There are two reasons this is so exciting. First, this now means you won’t have to enter your passcode before you can do simple things like texting. As Apple has said, only about half of iPhone users use a passcode at all, and I suspect most of them use a simple four digit PIN. Your fingerprint is a far more secure option, and putting the reader right in the home button makes it more convenient than swiping your phone to unlock it.
It is yet another example of
Apple making security invisible. Over the next few years I think it is safe to say that most iDevices will include a Touch ID sensor, placing strong security into everyone’s hands.
But take this a step further. Although a fingerprint alone isn’t necessarily more secure than a passcode, combining a fingerprint and a security token counts as strong authentication. Some of you already use your iPhone as a security token with your bank or services like Dropbox or Google Authenticator that send one-time codes to the phone registered with your account.
Now all those services could eventually have the option (depending on Apple) of using both your fingerprint and your device to authenticate you.
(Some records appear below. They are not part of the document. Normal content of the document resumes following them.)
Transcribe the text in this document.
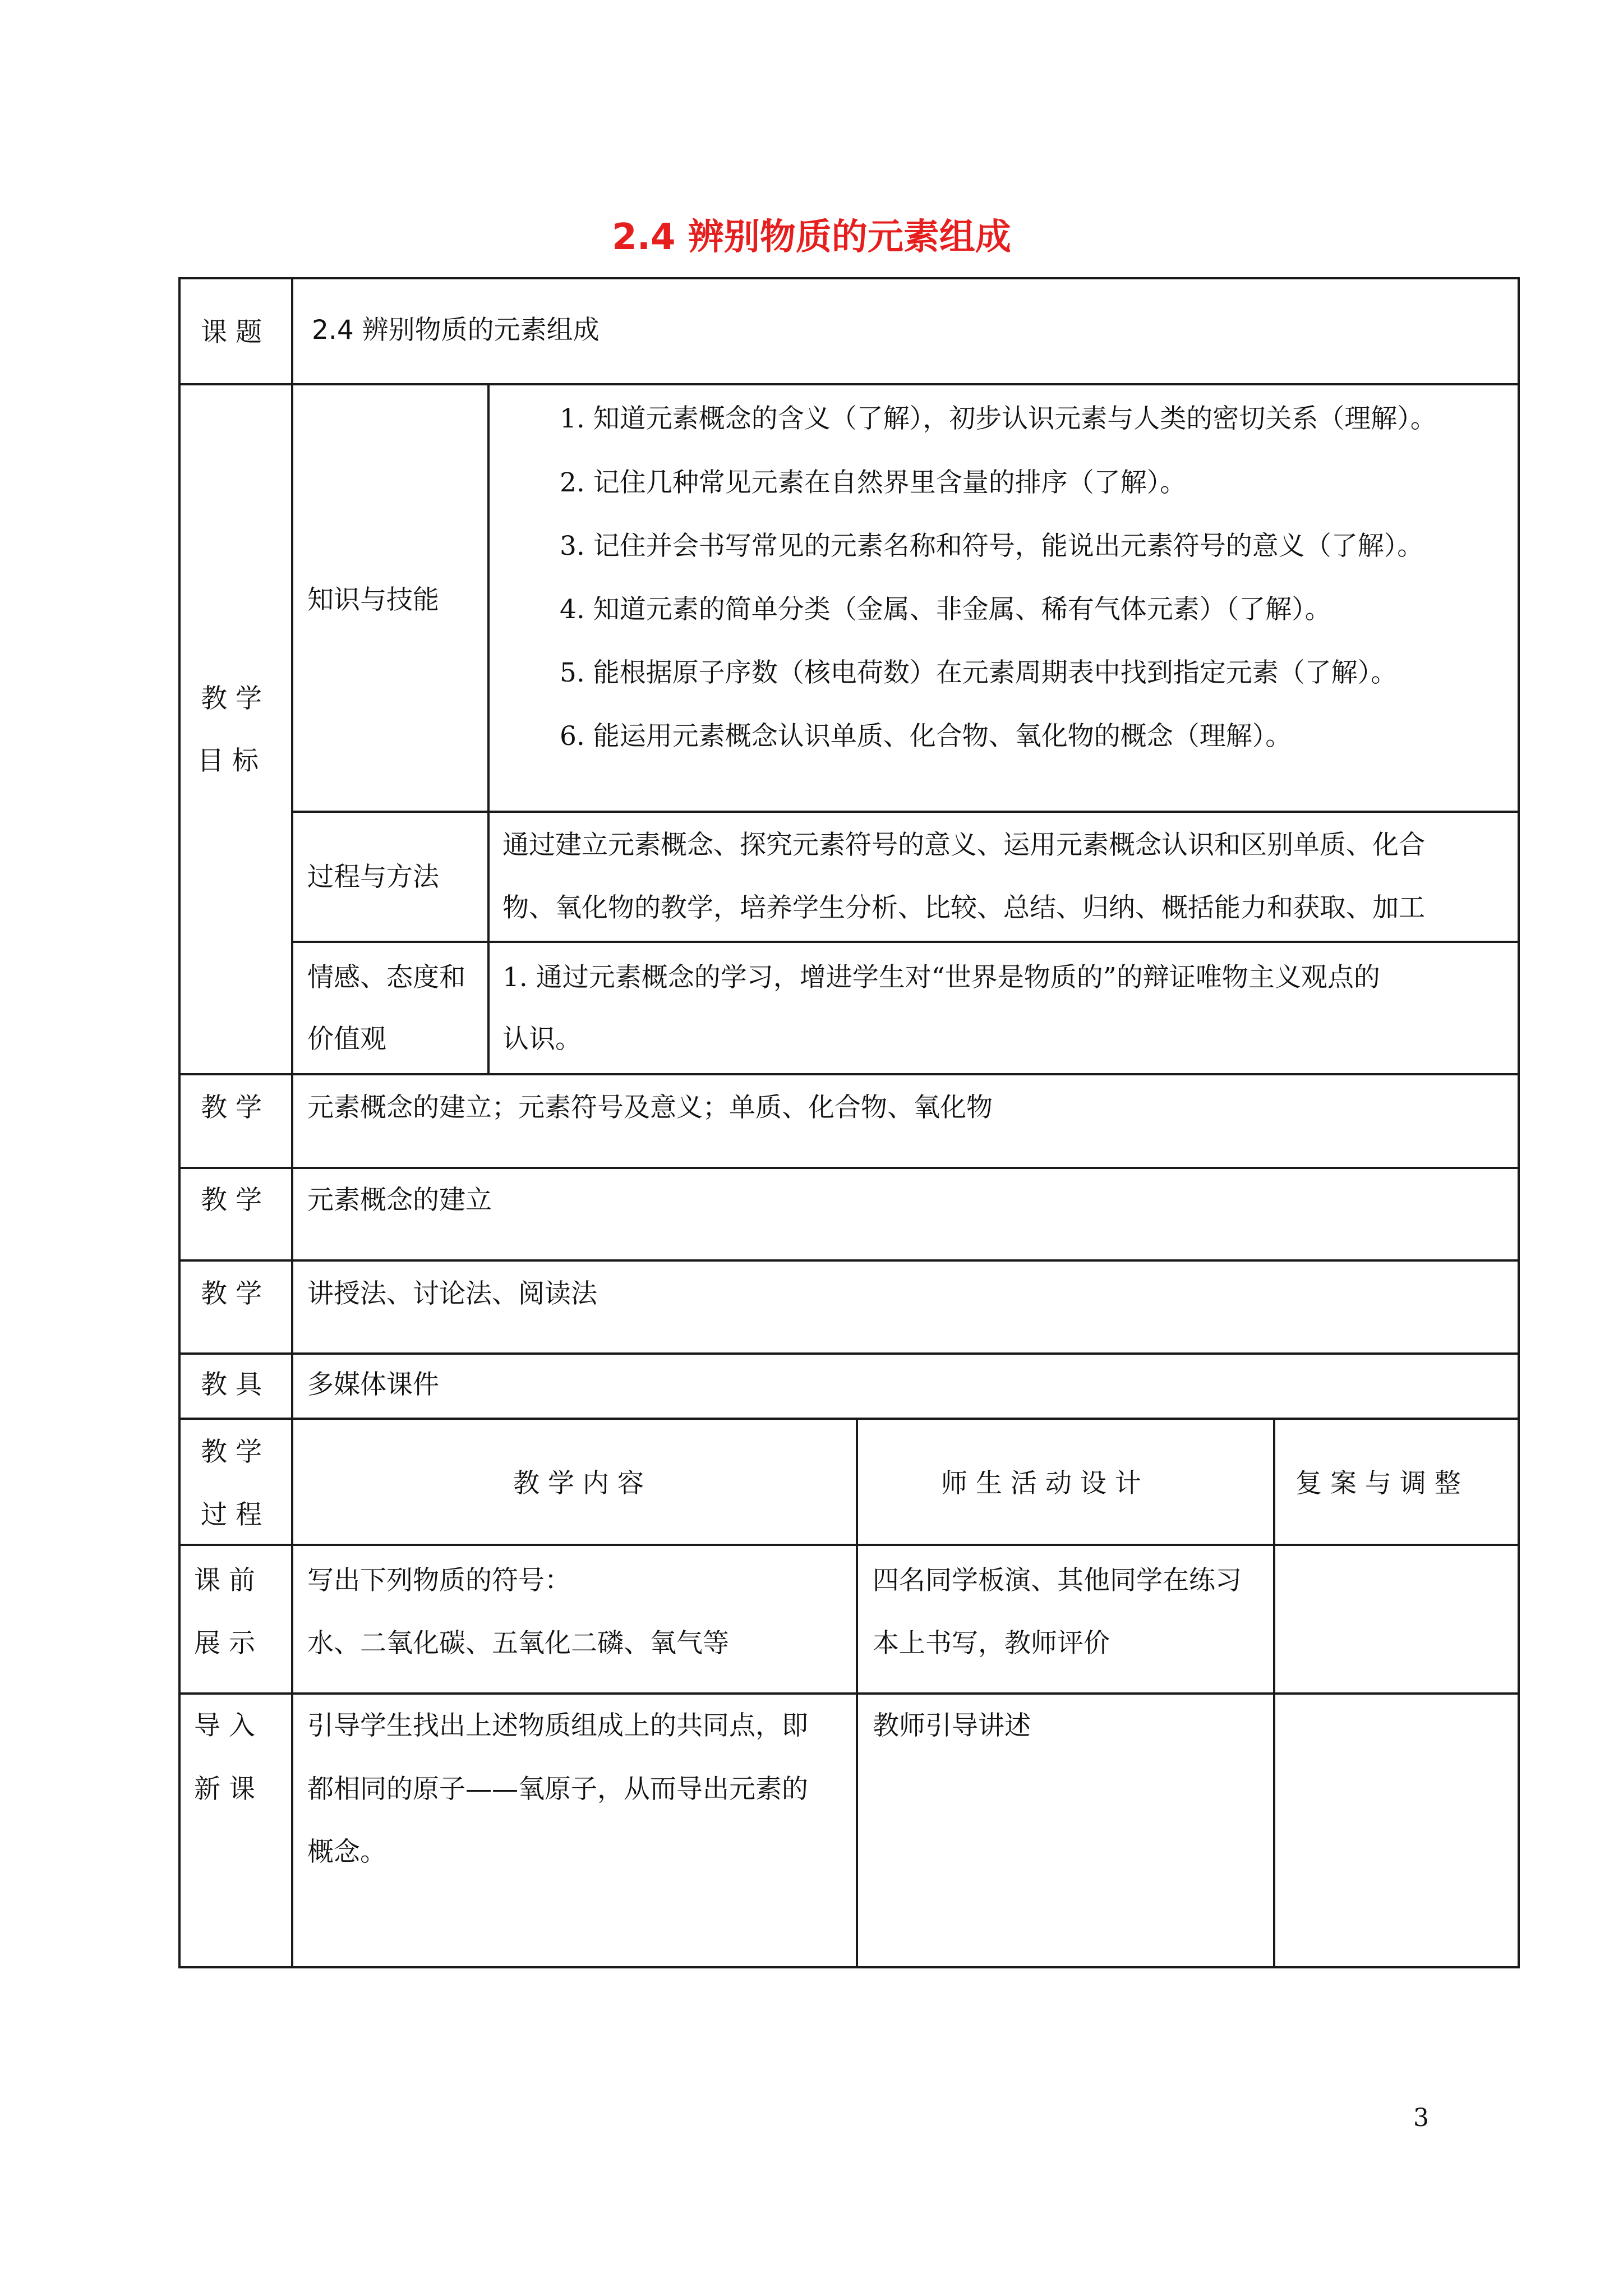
2.4 辨别物质的元素组成
课 题 2.4 辨别物质的元素组成
教 学
目 标
知识与技能
1. 知道元素概念的含义（了解），初步认识元素与人类的密切关系（理解）。
2. 记住几种常见元素在自然界里含量的排序（了解）。
3. 记住并会书写常见的元素名称和符号，能说出元素符号的意义（了解）。
4. 知道元素的简单分类（金属、非金属、稀有气体元素）（了解）。
5. 能根据原子序数（核电荷数）在元素周期表中找到指定元素（了解）。
6. 能运用元素概念认识单质、化合物、氧化物的概念（理解）。
过程与方法
通过建立元素概念、探究元素符号的意义、运用元素概念认识和区别单质、化合
物、氧化物的教学，培养学生分析、比较、总结、归纳、概括能力和获取、加工
情感、态度和
价值观
1. 通过元素概念的学习，增进学生对“世界是物质的”的辩证唯物主义观点的
认识。
教 学 元素概念的建立；元素符号及意义；单质、化合物、氧化物
教 学 元素概念的建立
教 学 讲授法、讨论法、阅读法
教 具 多媒体课件
教 学
过 程
教 学 内 容	师 生 活 动 设 计	复 案 与 调 整
课 前
展 示
写出下列物质的符号：
水、二氧化碳、五氧化二磷、氧气等
四名同学板演、其他同学在练习
本上书写，教师评价
导 入
新 课
引导学生找出上述物质组成上的共同点，即
都相同的原子——氧原子，从而导出元素的
概念。
教师引导讲述
3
Apple may be placing strong, biometrics-enabled authentication in the hands of masses of consumers. During Apple’s announcement, the company clearly stated that it considers phones to be keys, which indicates it’s heading down the path of making your phone, and your fingerprint, the keys to your digital life.
And perhaps your physical life, too, as door locks, home alarms, payment cards, payment systems like Passbook, and other codes and credentials are stored on your phone and made accessible using everything from WiFi and LTE to short-range Bluetooth protocols. Touch ID could be game-changing in the long run, and I’d expect other phone manufacturers to follow that same path, to the point that unlocking your phone with your fingerprint to access online and real world services will someday seem entirely normal.